Traveling anglers know the island of Aitutaki, in the Cook Islands for its trophy bonefish. Not long ago, you could grab a fly rod, walk down by the market and with the wave of a hand and the exchange of paper walk away with a World Class bonefish. Never having made a cast.
To the island residents, bonefish represent a traditional table fare, one that helped families subsidize their diets when other fish weren’t available. Over time, some islanders grew fond of the fishy flesh that leaves a permanent aftertaste tattooed to the roof of your mouth, and gradually a market for the species sprung up.
In fact, there was a time when the market on the island offered bonefish as part of its catch du jour, even though it was never really a commercially sought species. Only a handful of islanders targeted the gamefish with nets, part of a time honored island tradition based on knowledge of the species and it habits. The same knowledge required to confidently pursue the species for any type of living.
While many of the islanders do still like a pungent flavor and puzzle-skeleton approach to their meal along with a constant rolling of the tongue over your palate as you try to remove the aftertaste, bonefish for the most part have disappeared from the island markets, and for good reason: tourism.
The island of Aitutaki has become a targeted destination for anglers looking to take their wives and girlfriends on the “tropical vacation of a lifetime” with some fishing, and tops on the list of things to do on Aitutaki are snorkeling, kayaking, swimming and hanging out on some of the most beautiful beaches in the world…and going bonefishing.
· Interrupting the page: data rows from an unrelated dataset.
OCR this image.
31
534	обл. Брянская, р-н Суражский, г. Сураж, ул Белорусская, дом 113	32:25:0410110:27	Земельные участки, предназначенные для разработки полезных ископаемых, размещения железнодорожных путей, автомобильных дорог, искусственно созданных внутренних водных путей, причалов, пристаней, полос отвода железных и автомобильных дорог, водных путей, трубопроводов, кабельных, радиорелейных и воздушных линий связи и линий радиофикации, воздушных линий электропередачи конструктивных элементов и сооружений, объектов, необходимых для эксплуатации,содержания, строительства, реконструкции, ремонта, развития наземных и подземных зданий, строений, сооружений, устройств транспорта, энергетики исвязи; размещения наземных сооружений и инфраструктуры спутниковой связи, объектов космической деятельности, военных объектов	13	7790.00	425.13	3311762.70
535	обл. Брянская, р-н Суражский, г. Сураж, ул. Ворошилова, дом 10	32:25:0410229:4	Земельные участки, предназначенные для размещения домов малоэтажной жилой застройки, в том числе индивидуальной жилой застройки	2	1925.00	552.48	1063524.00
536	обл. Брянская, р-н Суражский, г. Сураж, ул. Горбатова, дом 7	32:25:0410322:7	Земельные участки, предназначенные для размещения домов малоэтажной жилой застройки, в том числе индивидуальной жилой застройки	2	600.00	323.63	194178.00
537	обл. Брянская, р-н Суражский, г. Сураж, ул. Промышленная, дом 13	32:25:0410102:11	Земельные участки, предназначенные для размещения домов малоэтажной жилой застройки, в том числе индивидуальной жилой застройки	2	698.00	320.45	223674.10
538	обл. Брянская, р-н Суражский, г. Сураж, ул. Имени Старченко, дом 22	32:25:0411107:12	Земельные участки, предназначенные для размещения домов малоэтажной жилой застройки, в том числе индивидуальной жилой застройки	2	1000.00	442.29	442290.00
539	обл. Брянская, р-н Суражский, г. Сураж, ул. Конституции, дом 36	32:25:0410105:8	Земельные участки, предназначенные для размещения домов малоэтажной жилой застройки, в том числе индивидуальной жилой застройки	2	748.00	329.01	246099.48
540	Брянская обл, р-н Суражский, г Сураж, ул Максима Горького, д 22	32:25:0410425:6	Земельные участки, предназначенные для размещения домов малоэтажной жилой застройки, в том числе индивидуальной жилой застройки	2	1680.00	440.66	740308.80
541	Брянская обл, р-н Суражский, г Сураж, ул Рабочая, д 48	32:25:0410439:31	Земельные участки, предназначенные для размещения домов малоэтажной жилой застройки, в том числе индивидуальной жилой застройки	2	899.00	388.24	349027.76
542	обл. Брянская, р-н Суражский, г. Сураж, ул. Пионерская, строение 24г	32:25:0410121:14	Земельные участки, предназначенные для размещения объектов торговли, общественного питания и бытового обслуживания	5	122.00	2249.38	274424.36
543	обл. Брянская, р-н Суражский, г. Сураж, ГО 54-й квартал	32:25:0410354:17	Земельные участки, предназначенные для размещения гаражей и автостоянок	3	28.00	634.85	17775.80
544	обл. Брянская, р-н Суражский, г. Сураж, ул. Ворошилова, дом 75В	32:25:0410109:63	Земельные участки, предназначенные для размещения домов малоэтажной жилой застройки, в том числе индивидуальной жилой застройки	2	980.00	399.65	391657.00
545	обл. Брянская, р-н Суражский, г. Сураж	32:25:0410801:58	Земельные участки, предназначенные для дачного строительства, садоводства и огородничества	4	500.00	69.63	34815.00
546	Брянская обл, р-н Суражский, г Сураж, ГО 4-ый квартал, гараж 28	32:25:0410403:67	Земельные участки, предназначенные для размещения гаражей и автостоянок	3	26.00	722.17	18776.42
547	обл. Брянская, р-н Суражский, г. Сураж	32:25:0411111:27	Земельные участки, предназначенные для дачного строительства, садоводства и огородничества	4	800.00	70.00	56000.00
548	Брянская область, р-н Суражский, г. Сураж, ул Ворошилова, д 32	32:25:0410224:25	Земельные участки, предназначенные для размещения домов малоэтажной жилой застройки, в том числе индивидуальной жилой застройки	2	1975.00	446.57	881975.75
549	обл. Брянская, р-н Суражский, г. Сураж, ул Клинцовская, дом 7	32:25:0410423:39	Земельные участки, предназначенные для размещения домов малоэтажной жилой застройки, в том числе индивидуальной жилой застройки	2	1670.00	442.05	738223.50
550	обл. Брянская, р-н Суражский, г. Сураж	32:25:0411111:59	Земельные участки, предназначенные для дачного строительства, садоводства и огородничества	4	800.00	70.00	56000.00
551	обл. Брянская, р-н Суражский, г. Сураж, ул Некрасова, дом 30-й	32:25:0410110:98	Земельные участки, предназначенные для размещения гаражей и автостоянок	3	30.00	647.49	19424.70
In theory, the tourism dollars generated by bonefish are becoming an ever increasing segment of the local economy to the point that the local bonefish population has traded their net marks for sore mouths.
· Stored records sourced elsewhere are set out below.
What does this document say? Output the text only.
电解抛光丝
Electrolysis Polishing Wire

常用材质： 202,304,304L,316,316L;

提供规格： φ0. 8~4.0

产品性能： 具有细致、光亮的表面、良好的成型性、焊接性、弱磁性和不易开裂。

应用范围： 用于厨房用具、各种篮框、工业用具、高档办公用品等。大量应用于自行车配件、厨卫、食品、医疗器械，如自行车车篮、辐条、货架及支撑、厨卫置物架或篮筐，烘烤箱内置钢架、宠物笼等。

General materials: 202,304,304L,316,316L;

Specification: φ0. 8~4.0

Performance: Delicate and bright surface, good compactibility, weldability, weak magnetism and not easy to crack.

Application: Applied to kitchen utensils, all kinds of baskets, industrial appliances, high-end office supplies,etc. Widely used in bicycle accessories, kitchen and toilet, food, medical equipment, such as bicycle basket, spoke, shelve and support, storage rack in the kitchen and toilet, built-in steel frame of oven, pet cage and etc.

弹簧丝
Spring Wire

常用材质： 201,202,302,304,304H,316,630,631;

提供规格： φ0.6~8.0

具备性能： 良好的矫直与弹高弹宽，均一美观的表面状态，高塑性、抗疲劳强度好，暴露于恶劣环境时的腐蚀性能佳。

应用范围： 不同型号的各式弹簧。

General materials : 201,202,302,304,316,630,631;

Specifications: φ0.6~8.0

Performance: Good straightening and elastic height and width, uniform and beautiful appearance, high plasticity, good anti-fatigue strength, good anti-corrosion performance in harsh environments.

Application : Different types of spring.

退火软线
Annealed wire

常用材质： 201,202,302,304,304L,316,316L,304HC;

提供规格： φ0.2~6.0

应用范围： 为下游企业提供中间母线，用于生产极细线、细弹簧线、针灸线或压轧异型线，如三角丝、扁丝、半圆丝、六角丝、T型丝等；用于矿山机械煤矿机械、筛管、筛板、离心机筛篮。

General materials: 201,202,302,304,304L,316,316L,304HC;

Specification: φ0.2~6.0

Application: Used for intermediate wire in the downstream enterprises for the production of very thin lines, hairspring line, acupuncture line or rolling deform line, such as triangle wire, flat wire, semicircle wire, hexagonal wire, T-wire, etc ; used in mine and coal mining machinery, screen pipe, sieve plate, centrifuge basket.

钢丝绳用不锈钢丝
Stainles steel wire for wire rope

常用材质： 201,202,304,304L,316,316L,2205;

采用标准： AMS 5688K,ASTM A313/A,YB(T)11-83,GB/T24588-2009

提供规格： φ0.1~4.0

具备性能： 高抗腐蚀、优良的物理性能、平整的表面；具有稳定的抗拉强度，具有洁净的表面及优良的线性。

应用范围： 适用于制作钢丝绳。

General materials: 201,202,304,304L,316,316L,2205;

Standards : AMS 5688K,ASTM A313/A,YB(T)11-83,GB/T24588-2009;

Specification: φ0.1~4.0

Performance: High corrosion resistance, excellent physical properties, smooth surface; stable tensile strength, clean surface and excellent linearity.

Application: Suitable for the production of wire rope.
It took the blessing of seven island villages, the work of the MMR—Cook Island Ministry of Marine Resources and an act of parliament to protect the bonefish of Aitutaki from commercial netting, although gill netting is still allowed in the lagoon. The majority of net fishing takes place outside the reef, but the general shift of any netting inside the lagoon has now shifted to targeting bonefish with light tackle and fly.
Itu Davey’s and his family are part of a handful of islanders that have seized the opportunity to direct their knowledge of the species towards a more profitable income that, while still focusing on catching bonefish as part of their living, is also dependant on releasing those fish to help sustain the population and provide sport on another day. Davey spent 12 months working with the MMR under the thumb of David Story, and when a local heavy hitter (Itu) shared the light with other natives, almost all serious netting in the lagoon came to a halt.
As part of the Bonefish Management Plan all anglers are required to drop $10 on a fishing license and all fishing guides must be licensed as well as having their first aid, radio and boat-master ticket. Only licensed guides can use the resource for commercial gains, so the old concept of flipping a few bucks to the hungriest-looking local with a boat no longer floats. Instead, you have to use the licensed guides, an incentive for islanders to turn to guiding for a living.
Certain portions of the lagoon system have been set aside as “Guide Only” areas, which means you have to be fishing with a local guide to chase bonefish in those areas. And when you have half the bonefish flats and all the local knowledge, it’s just a matter of time before you have all the anglers.
The Aitutaki Bonefish Management Plan removes the fish from commercial sale while essentially establishing a fishery and economic engine for the island based on sport fishing. It’s a totally new approach for the islanders, one which has been embraced by the most knowledgeable bonefishermen on the island, many who have traded their nets for fly rods and push poles, and are now part of the eight registered and licensed fishing guides on the island.
While some of the regular visitors to the island have been “put off” by the new regulations and having to “pay” for a fishing license, the new license fee will allow the Ministry of Tourism to compile information on the number of anglers targeting bonefish on Aitutaki, figures that help solidify the value of the fish and the fishery to the Island Council and have initially led to the protection of 780 hectares of lagoon—a substantial commitment with the potential for tremendous long-term results.
The majority of grumbling from regular visitors relates to the “Guide Only” areas of the lagoon, which now prohibits those fishing without a guide from access to some of the best waters on the Island. But for the economic engine to drive fishery related protections, it’ll have to put the locals behind the wheel. In essence, knowing you’re going to fish the best areas with a guide encourages using a guide, which creates the jobs that build the Bonefish Management Plan and eventually leads to more protections in the lagoon. So it’s a trade-out, unrestricted fishing for everyone and netting of the bonefish for table fare, or ten bucks and a handful of areas you can’t fish on your own. Most bonefish anglers don’t have to be physicists to know what matters.